Mayor Chris Friel, initially a casino opponent, credits the facility for downtown Brantford's transition.
Friel has talked with many municipalities in the same position as Hamilton — weighing whether to allow a stand-alone gaming facility.
Any city that accepts should not put the money into its operating budget, Friel said.
"I tell everybody that this is found money. You use that money to leverage projects."
A boost from academia
'Having a casino is like peeling an onion. Some parts of it will make you cry, but you have to go through it to get to the good parts.' — John O'Neill
Downtown Brantford benefited from the arrival of Wilfrid Laurier University, which opened a liberal arts campus in 1999 with 39 students. Now it has more than 3,000.
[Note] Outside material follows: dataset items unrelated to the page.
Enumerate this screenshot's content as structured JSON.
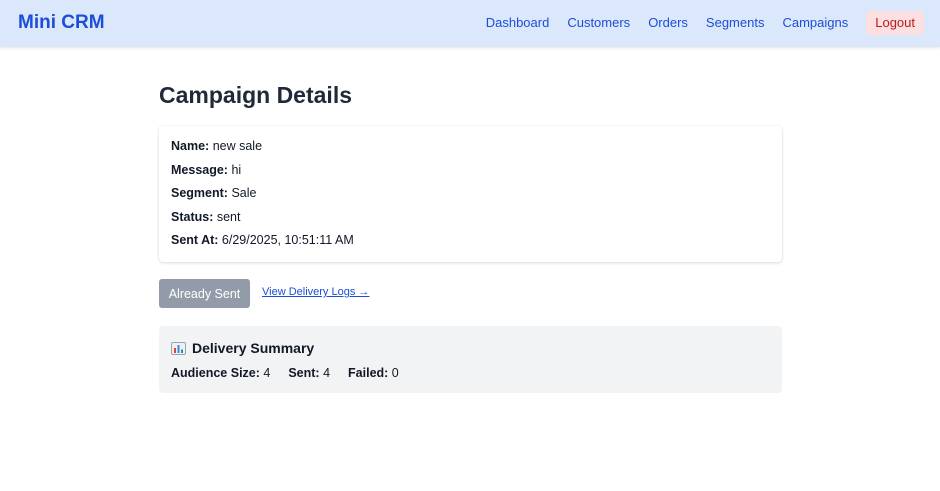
{
  "nav": {
    "brand": "Mini CRM",
    "links": [
      "Dashboard",
      "Customers",
      "Orders",
      "Segments",
      "Campaigns"
    ],
    "logout": "Logout"
  },
  "page": {
    "title": "Campaign Details"
  },
  "details": {
    "name_label": "Name:",
    "name": "new sale",
    "message_label": "Message:",
    "message": "hi",
    "segment_label": "Segment:",
    "segment": "Sale",
    "status_label": "Status:",
    "status": "sent",
    "sent_at_label": "Sent At:",
    "sent_at": "6/29/2025, 10:51:11 AM"
  },
  "actions": {
    "already_sent": "Already Sent",
    "view_logs": "View Delivery Logs →"
  },
  "summary": {
    "icon": "bar-chart-icon",
    "title": "Delivery Summary",
    "audience_label": "Audience Size:",
    "audience": "4",
    "sent_label": "Sent:",
    "sent": "4",
    "failed_label": "Failed:",
    "failed": "0"
  }
}
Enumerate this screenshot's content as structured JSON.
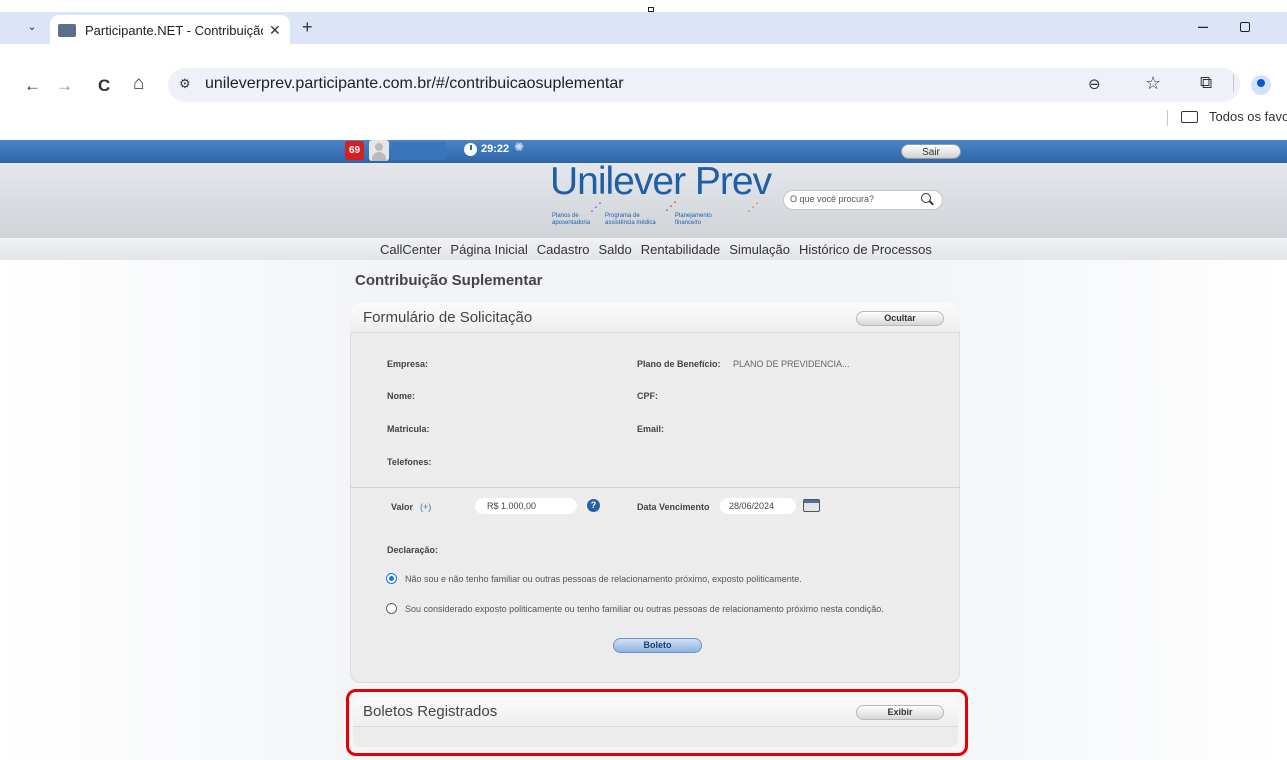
{
  "browser": {
    "tab_title": "Participante.NET - Contribuição",
    "tab_menu_glyph": "⌄",
    "close_glyph": "✕",
    "new_tab_glyph": "+",
    "minimize_glyph": "–",
    "back_glyph": "←",
    "forward_glyph": "→",
    "reload_glyph": "C",
    "home_glyph": "⌂",
    "site_info_glyph": "⚙",
    "url": "unileverprev.participante.com.br/#/contribuicaosuplementar",
    "zoom_glyph": "⊖",
    "star_glyph": "☆",
    "extensions_glyph": "⧉",
    "bookmarks_label": "Todos os favor"
  },
  "topbar": {
    "notification_count": "69",
    "timer": "29:22",
    "spinner_glyph": "✺",
    "logout_label": "Sair"
  },
  "header": {
    "logo": "Unilever Prev",
    "tag_1": "Planos de aposentadoria",
    "tag_2": "Programa de assistência médica",
    "tag_3": "Planejamento financeiro",
    "search_placeholder": "O que você procura?"
  },
  "nav": {
    "items": [
      "CallCenter",
      "Página Inicial",
      "Cadastro",
      "Saldo",
      "Rentabilidade",
      "Simulação",
      "Histórico de Processos"
    ]
  },
  "page": {
    "title": "Contribuição Suplementar"
  },
  "form": {
    "title": "Formulário de Solicitação",
    "hide_label": "Ocultar",
    "empresa_label": "Empresa:",
    "nome_label": "Nome:",
    "matricula_label": "Matricula:",
    "telefones_label": "Telefones:",
    "plano_label": "Plano de Benefício:",
    "plano_value": "PLANO DE PREVIDENCIA...",
    "cpf_label": "CPF:",
    "email_label": "Email:",
    "valor_label": "Valor",
    "valor_suffix": "(+)",
    "valor_value": "R$ 1.000,00",
    "help_glyph": "?",
    "vencimento_label": "Data Vencimento",
    "vencimento_value": "28/06/2024",
    "declaracao_label": "Declaração:",
    "option_1": "Não sou e não tenho familiar ou outras pessoas de relacionamento próximo, exposto politicamente.",
    "option_2": "Sou considerado exposto politicamente ou tenho familiar ou outras pessoas de relacionamento próximo nesta condição.",
    "selected_option": 1,
    "submit_label": "Boleto"
  },
  "boletos": {
    "title": "Boletos Registrados",
    "show_label": "Exibir"
  },
  "colors": {
    "brand_blue": "#1f5fa8",
    "topbar_blue": "#2e66aa",
    "highlight_red": "#e60000"
  }
}
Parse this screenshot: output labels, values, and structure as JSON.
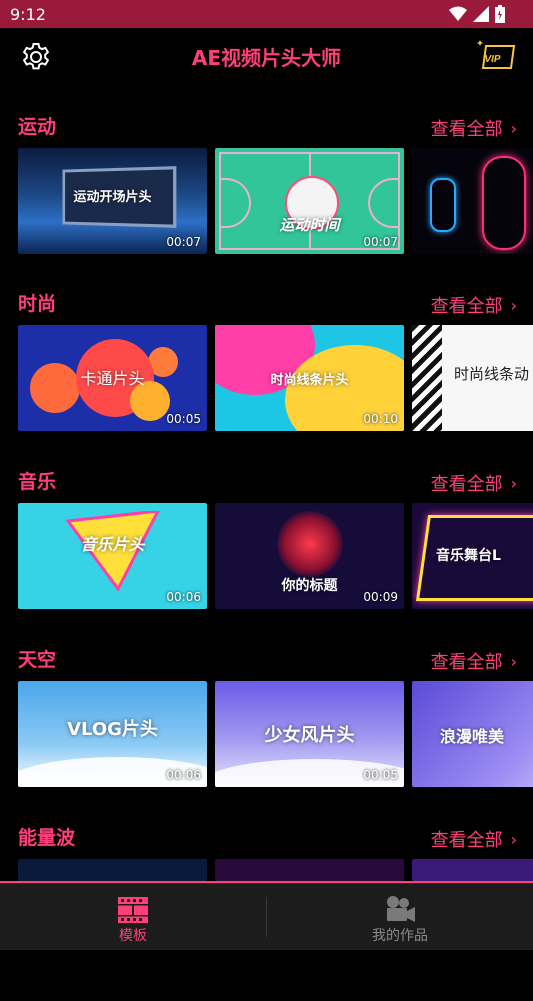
{
  "status": {
    "time": "9:12"
  },
  "app": {
    "title": "AE视频片头大师"
  },
  "sections": [
    {
      "title": "运动",
      "see_all": "查看全部",
      "cards": [
        {
          "label": "运动开场片头",
          "duration": "00:07"
        },
        {
          "label": "运动时间",
          "duration": "00:07"
        },
        {
          "label": "",
          "duration": ""
        }
      ]
    },
    {
      "title": "时尚",
      "see_all": "查看全部",
      "cards": [
        {
          "label": "卡通片头",
          "duration": "00:05"
        },
        {
          "label": "时尚线条片头",
          "duration": "00:10"
        },
        {
          "label": "时尚线条动",
          "duration": ""
        }
      ]
    },
    {
      "title": "音乐",
      "see_all": "查看全部",
      "cards": [
        {
          "label": "音乐片头",
          "duration": "00:06"
        },
        {
          "label": "你的标题",
          "duration": "00:09"
        },
        {
          "label": "音乐舞台L",
          "duration": ""
        }
      ]
    },
    {
      "title": "天空",
      "see_all": "查看全部",
      "cards": [
        {
          "label": "VLOG片头",
          "duration": "00:06"
        },
        {
          "label": "少女风片头",
          "duration": "00:05"
        },
        {
          "label": "浪漫唯美",
          "duration": ""
        }
      ]
    },
    {
      "title": "能量波",
      "see_all": "查看全部",
      "cards": []
    }
  ],
  "nav": {
    "templates": "模板",
    "my_works": "我的作品"
  },
  "colors": {
    "accent": "#ff3f7a",
    "status_bar": "#9a1a3c"
  }
}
But the city used casino money to accelerate that project too, Friel said.
"There is a direct line between the casino and the revitalization of downtown."
John O'Neill has owned Brant Stereo on Market Street since 1973. He sees the positives and negatives of the casino.
He's seen casino money help revitalize downtown Brantford, which pleases him.
"The town has changed dramatically in the last 10 or 15 years," he said. "There's very little in the way of older buildings or decaying buildings downtown. In fact, if you wanted to buy property downtown, you'd be hard pressed to find something to buy."
Where the money goes
How the city of Brantford has spent its casino money:
Policing (five years 2000-2004): $1,938,846
Visitor & Tourism Centre: $2,500,000
Wayne Gretzky Sports Centre - $7,143,000
•Brant Community Foundation Grants - $3,500,000
•John Noble Home - $4,100,000
•Waterfront Master Plan - $1,050,000
•Youth Resource Centre - $698,041
•Brownfield Reserve Fund and Study - $1,800,000
•Roads and Bridges - $1,150,000
O'Neill hasn't experienced an increase in crime since 1999. But he knows the downsides of casinos, such as gambling addiction and its impact on families.
"Having a casino is like peeling an onion," he said. "Some parts of it will make you cry, but you have to go through it to get to the good parts."
Since the casino opened, the city has also spent $2.5 million on a visitor and tourism centre, $7,143,000 on the Wayne Gretzky Sports Centre and $1,050,000 on a waterfront master plan.
The city of Hamilton currently gets $4.4 million per year from the OLG slots at Flamboro Downs, or $49 million since 2000.
About $15 million of that has gone to a drainage and channel project in Flamborough, and $13 million over the years went to reducing the tax levy in Flamborough. That ended in 2008.
Since then, the money has gone into the city's general budget, resulting in a decrease in taxes of roughly 0.7 per cent, said Rob Rossini, Hamilton's manager of finance.